Cool hands stroke my cheek, pushing my damp hair away from my face. I gasp and shudder with surprise, turning my head. Cole wasn’t asleep. Why? He drags me to my feet, then picks me up, carrying me to the sofa. He sits me down. I watch him pull off his t-shirt. He sits next to me, grabbing at the hem of my shirt; all my resolution is gone, I have no fight left. He gathers the fabric at my back and pulls the shirt over my head, dragging it down my arms. He hitches me up and over, so I’m straddling him. Cole moves his arms around my back, pressing me into him. One of his hands tangles in my hair. The other keeps our flesh molded together.
I don’t understand what he’s doing.
“No more tears, no more crying. I can’t bear it.” His hand moves from my hair and he cups my face, wiping away my tears with his thumbs. “I don’t want you to go, I just thought…It doesn’t matter what I thought. You’re not going anywhere. I’m canceling your flight.”

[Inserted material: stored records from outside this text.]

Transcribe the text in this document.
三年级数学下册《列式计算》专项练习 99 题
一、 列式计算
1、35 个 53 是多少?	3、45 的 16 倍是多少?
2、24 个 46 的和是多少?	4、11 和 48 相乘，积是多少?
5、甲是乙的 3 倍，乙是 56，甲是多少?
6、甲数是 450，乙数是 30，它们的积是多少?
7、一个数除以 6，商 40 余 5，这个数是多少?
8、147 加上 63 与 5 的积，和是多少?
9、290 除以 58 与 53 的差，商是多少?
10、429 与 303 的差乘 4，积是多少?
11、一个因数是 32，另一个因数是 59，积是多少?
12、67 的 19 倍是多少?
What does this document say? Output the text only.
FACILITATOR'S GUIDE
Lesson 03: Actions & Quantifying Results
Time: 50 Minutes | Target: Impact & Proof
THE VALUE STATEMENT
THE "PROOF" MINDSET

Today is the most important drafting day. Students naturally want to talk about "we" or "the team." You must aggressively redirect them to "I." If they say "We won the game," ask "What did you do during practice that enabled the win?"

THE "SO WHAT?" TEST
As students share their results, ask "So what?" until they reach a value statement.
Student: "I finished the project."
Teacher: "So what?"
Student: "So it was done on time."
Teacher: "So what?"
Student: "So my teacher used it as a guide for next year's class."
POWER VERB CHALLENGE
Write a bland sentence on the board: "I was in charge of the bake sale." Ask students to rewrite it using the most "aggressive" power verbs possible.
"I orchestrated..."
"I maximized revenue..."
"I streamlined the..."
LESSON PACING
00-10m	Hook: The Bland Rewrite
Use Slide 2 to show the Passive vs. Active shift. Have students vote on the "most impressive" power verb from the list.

Now he feels sorry for me because I’m such a baby and can’t deal with the fact he doesn’t want me here. I hiccup and my lip quivers, I bite down on it to hold in my sobs. But a small whimper escapes. I try to climb off Cole, but he holds me tight.
“No, now you’re feeling sorry for me. I’m going, let me go.” I weep.
“I’m sorry, Kate. I’m so sorry. I love you. You don’t think this is tearing me up inside, too? I almost lost my mind when you jumped out of the limo. Those were the longest four hours of my life. I need you safe, my god, if anything ever happened to you…” Cole’s voice cracks.
I surrender to those three words, and my heart is calmed, and my soul is stilled. I lay my head down on Cole’s shoulder. Three words. I love you. I just hope that they will be my salvation and not my undoing.